As a service based company, he wanted to make sure that incoming callers would be attended to efficiently and promptly. To him, this meant that incoming callers would be greeted by a live person, given the attention and courtesy that they deserve, and then directly connected to the person to whom they were calling. That's right, the ability to speak to a human being at any time — 24/7, 365 days a year.
So why are we aggravated when our call is answered by an auto-attendant and we hear these trite expressions of insincerity?
Before email became more popular, often you would call someone to leave them a brief message or pass along some quick information. Now we email or text. Let's be honest, the main reason we pick up the phone today and call is...are you ready for this, it's really simple...we want to speak to a live person!
If you think about it, most of the time you need some kind of client support and you're often not sure who to speak to or which department could help you; it's a situation that's a bit more complex than trying to choose a service option. Additionally, as is often the case in our business of Customs clearance and freight forwarding, the caller needs immediate assistance. That means now, not in four hours.
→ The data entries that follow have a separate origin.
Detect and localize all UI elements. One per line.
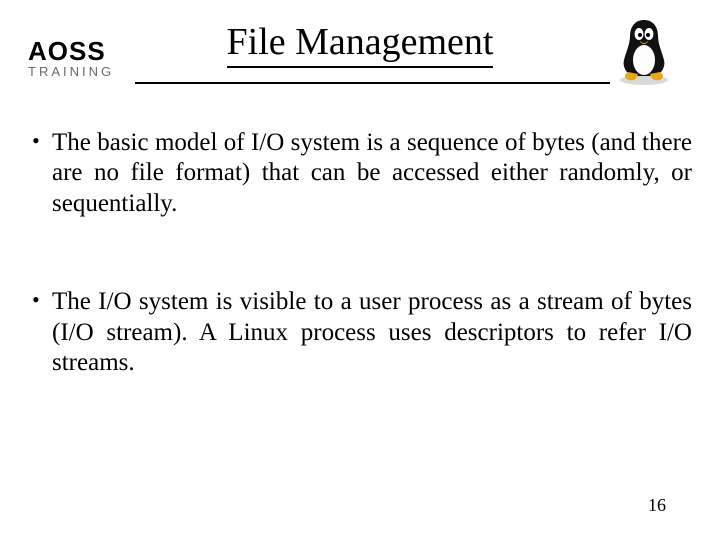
list-item: The I/O system is visible to a user proc… [28,287,692,379]
slide-title: File Management [227,18,494,68]
tux-icon [614,14,674,86]
logo-main: AOSS [28,38,114,64]
page-number: 16 [648,495,666,516]
logo-sub: TRAINING [28,65,114,78]
bullet-list: The basic model of I/O system is a seque… [28,128,692,379]
logo: AOSS TRAINING [28,38,114,78]
slide-body: The basic model of I/O system is a seque… [0,68,720,379]
title-row: File Management [20,18,700,68]
list-item: The basic model of I/O system is a seque… [28,128,692,220]
header-rule [135,82,610,84]
slide-header: AOSS TRAINING File Management [0,0,720,68]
It seems like the tide might be turning. You've probably seen ads for live support from some of the larger telecom companies. Personally, I cannot vouch for their service, however, after the beating that the public has meted out to telecom companies over client service issues over the years, it is intriguing that some of them have chosen to go this route. I'm sure it will bode well for them.
The decision our company made has been reconfirmed back to us many times. Yes, much of our communication, just like yours, is electronic. Email works very well. But when someone needs help, we have a live person ready to help them.
By the way... your call is important to us!